For four years, social entrepreneur, Charles Harding, built fiber and cellular networks to bridge the digital divide at Google.org. Now he's using his business infrastructure and web technology skills to connect people during tragic disasters. He and the team at the nonprofit tech company, Ushahidi, are currently developing Ping, a two-way multi-channel alert and group check-in system that asks if people are ok during an emergency.
"Last year, during the West Gate Mall shootings in Kenya, we had a bunch of colleagues who were trapped in the the mall," shares Harding. "And when I was working at Google, my colleagues were there, as well. It was a really terrifying moment, and what I think is really cool about Ushahidi is that so many of their tools are built in response to a real need.
The original Ushahidi tool, an open source crowdmapping platform, was built in response to the Kenyan election riots. Using Ushahidi, Kenyans across the country could texting reports of violence from their mobile phones and provide information via email. Ushahidi is a fitting name for the organization. It means witness in Swahili. The eye witness accounts of the people in Kenya were added to an online map, and within days the crowdsourced effort generated a comprehensive picture of the violence in that region.

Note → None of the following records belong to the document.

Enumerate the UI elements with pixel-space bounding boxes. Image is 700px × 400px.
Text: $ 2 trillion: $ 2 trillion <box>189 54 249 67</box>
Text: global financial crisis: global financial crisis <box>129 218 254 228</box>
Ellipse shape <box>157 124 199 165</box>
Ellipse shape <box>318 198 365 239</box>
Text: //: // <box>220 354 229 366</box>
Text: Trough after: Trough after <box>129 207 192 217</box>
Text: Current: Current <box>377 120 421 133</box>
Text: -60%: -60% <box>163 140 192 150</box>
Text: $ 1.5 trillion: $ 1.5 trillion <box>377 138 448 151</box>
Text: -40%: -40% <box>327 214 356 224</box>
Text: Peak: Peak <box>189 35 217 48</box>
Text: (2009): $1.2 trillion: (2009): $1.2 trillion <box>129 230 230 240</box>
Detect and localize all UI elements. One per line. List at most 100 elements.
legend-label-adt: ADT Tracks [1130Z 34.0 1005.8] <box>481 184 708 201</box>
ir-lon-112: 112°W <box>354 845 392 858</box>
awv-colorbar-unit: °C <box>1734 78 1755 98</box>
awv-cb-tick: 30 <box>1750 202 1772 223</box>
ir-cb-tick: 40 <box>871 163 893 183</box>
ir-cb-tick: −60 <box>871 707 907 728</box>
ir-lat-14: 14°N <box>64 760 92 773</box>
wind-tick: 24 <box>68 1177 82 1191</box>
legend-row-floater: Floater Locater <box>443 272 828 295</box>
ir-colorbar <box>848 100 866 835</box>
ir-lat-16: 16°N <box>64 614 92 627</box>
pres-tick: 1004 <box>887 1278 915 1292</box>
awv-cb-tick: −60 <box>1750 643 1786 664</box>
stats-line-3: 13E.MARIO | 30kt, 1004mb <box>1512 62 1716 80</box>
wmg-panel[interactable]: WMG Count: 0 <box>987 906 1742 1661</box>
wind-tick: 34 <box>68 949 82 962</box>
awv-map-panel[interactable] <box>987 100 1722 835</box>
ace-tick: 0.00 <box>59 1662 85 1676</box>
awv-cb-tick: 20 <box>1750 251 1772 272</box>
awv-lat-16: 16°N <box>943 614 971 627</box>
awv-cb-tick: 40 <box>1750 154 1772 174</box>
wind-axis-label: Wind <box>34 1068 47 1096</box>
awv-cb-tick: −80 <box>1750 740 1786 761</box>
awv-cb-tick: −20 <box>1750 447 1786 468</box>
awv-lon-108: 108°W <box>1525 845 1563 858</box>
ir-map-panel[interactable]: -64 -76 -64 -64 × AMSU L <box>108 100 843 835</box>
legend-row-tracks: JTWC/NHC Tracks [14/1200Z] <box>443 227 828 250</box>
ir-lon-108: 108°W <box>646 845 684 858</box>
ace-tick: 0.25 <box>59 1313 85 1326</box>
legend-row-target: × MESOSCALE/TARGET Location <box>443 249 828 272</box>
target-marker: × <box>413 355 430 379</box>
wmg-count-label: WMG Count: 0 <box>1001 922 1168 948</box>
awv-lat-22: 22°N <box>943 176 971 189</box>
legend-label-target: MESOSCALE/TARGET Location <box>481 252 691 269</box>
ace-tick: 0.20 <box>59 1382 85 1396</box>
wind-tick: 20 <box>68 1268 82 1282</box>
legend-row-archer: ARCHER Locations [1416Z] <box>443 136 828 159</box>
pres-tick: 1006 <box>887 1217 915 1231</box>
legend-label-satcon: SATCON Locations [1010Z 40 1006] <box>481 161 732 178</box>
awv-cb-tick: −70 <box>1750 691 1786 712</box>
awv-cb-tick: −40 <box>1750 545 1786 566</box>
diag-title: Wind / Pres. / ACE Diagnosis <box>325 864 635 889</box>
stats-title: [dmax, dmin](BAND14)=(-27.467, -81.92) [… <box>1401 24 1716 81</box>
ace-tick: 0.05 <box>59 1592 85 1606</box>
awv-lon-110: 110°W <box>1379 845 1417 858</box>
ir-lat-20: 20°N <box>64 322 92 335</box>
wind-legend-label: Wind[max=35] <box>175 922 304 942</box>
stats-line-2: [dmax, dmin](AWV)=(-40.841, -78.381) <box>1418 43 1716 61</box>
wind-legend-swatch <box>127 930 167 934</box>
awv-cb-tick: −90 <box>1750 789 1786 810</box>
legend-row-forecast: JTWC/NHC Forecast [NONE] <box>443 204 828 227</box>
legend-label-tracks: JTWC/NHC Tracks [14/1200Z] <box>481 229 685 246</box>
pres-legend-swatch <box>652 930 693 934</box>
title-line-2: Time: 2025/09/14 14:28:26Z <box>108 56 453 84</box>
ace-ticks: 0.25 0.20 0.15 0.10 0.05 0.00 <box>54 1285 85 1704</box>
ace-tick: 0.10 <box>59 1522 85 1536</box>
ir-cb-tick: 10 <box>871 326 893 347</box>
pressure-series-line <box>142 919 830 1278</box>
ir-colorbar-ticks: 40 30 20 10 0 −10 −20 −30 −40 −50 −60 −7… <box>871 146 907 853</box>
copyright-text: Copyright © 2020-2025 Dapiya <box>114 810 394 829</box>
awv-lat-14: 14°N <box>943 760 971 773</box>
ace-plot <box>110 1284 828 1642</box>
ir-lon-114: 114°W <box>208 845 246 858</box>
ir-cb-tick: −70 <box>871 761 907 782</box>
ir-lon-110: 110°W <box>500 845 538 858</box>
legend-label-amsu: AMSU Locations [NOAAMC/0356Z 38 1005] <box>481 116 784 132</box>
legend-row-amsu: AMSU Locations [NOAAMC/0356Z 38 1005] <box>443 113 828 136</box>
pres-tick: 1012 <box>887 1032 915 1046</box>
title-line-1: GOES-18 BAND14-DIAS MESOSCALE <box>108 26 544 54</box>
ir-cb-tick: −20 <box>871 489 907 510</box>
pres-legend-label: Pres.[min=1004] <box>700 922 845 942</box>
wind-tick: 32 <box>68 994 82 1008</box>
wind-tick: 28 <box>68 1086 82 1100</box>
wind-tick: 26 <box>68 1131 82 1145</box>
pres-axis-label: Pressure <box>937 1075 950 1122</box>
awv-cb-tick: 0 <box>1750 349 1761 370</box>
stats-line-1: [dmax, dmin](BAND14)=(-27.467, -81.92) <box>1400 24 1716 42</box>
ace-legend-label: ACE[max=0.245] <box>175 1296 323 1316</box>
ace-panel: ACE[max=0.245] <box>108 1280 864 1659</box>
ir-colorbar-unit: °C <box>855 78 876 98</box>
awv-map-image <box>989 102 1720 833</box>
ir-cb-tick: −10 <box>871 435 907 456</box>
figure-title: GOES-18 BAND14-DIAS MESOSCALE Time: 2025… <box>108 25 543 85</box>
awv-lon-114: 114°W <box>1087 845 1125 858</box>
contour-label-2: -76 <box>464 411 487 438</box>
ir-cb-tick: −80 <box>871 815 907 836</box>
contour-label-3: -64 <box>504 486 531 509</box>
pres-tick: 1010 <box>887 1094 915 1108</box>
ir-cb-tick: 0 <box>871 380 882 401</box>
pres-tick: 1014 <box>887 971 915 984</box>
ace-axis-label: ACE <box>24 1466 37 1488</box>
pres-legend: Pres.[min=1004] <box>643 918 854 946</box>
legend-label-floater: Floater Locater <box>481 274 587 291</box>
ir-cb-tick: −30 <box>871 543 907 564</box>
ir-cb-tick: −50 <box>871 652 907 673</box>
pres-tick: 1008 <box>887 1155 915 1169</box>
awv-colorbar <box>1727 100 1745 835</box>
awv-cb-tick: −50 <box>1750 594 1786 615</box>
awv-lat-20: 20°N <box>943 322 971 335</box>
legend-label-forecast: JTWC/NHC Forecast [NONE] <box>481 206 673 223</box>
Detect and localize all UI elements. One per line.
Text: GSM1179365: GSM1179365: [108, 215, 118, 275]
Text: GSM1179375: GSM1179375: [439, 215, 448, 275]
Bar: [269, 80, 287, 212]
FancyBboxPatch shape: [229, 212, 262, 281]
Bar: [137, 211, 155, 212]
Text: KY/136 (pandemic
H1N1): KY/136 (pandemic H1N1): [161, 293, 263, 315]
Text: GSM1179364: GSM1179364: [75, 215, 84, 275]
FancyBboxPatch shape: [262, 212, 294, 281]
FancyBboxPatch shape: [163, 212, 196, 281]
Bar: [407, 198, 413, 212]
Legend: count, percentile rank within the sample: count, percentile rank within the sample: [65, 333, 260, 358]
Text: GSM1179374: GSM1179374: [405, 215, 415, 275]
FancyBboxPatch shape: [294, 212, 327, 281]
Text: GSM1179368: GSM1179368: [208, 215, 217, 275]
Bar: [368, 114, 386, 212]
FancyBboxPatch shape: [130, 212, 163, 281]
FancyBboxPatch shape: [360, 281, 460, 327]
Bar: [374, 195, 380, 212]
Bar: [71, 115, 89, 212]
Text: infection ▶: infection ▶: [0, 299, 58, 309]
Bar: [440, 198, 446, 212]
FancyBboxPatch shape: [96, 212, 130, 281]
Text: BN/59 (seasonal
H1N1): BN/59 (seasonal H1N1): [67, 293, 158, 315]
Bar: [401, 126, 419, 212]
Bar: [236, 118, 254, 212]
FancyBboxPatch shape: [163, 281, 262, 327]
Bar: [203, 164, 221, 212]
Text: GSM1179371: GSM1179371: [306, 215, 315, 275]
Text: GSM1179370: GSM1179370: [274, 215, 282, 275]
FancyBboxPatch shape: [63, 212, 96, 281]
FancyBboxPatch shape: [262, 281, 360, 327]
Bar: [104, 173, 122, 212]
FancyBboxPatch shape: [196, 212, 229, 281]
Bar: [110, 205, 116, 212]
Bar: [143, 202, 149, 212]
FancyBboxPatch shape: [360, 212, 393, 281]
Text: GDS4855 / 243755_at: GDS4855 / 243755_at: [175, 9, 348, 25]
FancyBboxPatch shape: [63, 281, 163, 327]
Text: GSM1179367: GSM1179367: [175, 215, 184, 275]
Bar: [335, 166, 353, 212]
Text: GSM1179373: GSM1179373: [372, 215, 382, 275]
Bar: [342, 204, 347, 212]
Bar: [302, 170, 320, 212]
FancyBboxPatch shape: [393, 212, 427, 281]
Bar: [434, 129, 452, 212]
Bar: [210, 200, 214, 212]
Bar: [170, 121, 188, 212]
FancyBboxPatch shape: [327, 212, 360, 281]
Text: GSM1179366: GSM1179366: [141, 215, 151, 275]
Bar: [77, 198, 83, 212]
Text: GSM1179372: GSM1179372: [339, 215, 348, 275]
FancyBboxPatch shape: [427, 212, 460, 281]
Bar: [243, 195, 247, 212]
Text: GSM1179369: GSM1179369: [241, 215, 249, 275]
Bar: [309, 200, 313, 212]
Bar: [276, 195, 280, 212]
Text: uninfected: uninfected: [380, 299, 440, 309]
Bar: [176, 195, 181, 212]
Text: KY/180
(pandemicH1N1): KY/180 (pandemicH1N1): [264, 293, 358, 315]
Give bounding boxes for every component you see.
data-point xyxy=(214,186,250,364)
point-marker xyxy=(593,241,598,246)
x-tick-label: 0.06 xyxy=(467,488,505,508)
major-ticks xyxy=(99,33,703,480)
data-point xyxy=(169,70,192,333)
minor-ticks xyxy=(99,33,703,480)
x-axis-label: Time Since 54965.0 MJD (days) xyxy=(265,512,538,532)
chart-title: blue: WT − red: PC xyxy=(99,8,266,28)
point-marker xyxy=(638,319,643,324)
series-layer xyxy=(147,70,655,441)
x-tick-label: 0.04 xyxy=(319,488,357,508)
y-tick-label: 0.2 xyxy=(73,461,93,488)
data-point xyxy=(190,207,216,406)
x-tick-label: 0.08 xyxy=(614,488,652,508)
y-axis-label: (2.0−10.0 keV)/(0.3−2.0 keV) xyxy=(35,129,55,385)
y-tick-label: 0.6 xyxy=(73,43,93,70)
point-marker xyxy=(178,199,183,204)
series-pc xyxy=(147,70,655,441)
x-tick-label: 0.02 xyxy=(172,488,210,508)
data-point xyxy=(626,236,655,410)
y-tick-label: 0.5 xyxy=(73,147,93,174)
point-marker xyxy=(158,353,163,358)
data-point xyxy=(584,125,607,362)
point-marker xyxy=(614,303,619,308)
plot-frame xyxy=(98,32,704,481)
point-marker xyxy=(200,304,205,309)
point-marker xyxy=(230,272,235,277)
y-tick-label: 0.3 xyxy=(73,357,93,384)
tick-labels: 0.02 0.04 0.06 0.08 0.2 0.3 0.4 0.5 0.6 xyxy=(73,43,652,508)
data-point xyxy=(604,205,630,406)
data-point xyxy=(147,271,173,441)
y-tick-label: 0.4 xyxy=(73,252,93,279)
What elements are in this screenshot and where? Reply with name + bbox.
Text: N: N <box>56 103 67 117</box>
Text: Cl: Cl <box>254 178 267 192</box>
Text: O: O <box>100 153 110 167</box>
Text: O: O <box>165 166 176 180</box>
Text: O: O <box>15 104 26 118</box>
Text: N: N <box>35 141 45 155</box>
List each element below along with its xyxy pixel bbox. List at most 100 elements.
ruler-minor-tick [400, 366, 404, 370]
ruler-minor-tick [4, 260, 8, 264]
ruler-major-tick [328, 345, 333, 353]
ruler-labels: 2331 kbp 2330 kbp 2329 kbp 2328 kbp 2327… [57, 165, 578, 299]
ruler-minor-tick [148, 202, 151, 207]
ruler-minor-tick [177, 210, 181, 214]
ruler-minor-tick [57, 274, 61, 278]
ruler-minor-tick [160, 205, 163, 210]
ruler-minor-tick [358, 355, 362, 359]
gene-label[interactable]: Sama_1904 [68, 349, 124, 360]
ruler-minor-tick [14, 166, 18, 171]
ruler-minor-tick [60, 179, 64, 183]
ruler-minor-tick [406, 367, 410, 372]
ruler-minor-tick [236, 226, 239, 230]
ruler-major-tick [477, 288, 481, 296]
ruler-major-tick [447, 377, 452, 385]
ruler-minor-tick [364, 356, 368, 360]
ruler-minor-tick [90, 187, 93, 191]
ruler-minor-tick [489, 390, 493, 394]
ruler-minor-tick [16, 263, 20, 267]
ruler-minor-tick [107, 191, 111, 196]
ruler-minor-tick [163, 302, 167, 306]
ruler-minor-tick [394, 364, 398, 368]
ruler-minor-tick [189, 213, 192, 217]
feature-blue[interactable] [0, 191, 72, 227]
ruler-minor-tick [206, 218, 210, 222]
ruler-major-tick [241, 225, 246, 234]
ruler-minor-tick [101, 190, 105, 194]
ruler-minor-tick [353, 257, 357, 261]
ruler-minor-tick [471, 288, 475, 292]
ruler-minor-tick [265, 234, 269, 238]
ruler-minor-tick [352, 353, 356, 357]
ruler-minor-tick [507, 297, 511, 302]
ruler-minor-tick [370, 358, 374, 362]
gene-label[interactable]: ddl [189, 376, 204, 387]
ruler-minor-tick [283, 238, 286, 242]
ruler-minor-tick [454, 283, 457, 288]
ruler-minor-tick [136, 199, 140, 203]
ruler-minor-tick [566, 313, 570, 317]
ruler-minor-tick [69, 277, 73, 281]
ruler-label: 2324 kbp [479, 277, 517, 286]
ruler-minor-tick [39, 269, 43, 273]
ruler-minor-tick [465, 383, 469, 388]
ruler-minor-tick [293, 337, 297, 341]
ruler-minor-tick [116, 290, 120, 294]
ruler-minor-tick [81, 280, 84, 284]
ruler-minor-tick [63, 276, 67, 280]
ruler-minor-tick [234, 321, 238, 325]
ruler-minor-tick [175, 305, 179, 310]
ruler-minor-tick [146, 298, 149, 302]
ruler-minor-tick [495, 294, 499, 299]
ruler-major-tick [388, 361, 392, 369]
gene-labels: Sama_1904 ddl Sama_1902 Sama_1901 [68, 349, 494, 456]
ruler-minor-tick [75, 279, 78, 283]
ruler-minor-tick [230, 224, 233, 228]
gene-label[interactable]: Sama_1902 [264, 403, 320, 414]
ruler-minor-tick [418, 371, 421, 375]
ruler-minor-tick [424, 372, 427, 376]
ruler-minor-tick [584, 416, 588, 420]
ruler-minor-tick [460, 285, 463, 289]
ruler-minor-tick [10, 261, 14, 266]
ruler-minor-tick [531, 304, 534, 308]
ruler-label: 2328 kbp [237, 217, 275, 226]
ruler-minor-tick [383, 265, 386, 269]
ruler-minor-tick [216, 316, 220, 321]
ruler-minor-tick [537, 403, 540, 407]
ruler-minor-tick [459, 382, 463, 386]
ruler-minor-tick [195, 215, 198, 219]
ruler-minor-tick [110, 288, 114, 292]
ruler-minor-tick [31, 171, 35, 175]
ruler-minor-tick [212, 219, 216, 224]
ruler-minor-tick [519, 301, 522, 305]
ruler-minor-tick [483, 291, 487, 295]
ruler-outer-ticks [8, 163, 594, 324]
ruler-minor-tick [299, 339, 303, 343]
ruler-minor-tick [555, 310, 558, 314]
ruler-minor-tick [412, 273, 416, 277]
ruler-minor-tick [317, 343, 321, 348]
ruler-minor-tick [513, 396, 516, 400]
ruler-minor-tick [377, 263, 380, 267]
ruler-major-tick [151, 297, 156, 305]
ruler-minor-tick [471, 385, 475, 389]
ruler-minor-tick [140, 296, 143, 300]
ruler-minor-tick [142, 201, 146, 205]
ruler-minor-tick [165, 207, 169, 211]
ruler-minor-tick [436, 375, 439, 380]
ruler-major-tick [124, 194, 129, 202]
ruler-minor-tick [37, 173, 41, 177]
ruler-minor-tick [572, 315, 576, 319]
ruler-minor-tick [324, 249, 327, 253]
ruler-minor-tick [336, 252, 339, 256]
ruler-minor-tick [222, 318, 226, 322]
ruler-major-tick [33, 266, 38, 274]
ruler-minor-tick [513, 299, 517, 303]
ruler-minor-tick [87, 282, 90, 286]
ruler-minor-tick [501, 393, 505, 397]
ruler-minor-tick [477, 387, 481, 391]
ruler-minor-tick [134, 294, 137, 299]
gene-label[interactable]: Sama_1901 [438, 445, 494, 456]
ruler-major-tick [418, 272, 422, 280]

Like Ushahidi's other tools, Ping is an emergency support system. Currently in private alpha, Ping is SMS enabled and designed to send alerts across all of a user's communication networks. Harding says what makes Ping stand apart from other tools is that it will work on any phone—even a phone that costs a mere $10.
He added that other emergency platforms aren't multi-channel. Facebook recently released a tool called Safety Check. If a crisis in your area shows up in your newsfeed, it will say, 'hey, there was earthquake in Los Angeles. Are you ok?' And then you can respond.
"What if you’re in an area where the data networks go down, and people can’t get onto Facebook?" asks Harding. "Usually during emergencies, cell networks are overloaded because everybody's trying to call everybody, and making a data connection is very difficult. Instead, to be able to send an SMS takes a very small amount of data. So the goa [of Ping]l is to be able to serve people in whatever scenario they’re in across all platforms around the world."
Originally hacked together in response to the Kenyan mall shootings over a year ago, Ping is now expanding to a hosted service that anyone can use without being a developer. Harding says the goal for 2015 is to launch Ping to the public, and to also be able to offer the tool to humanitarian organizations—not just individuals.
Harding and the Ushahidi development team are currently testing Ping, and looking for organizations in humanitarian relief, or individuals who are familiar with challenges of working in low connectivity areas, to give Ping a try and provide feedback.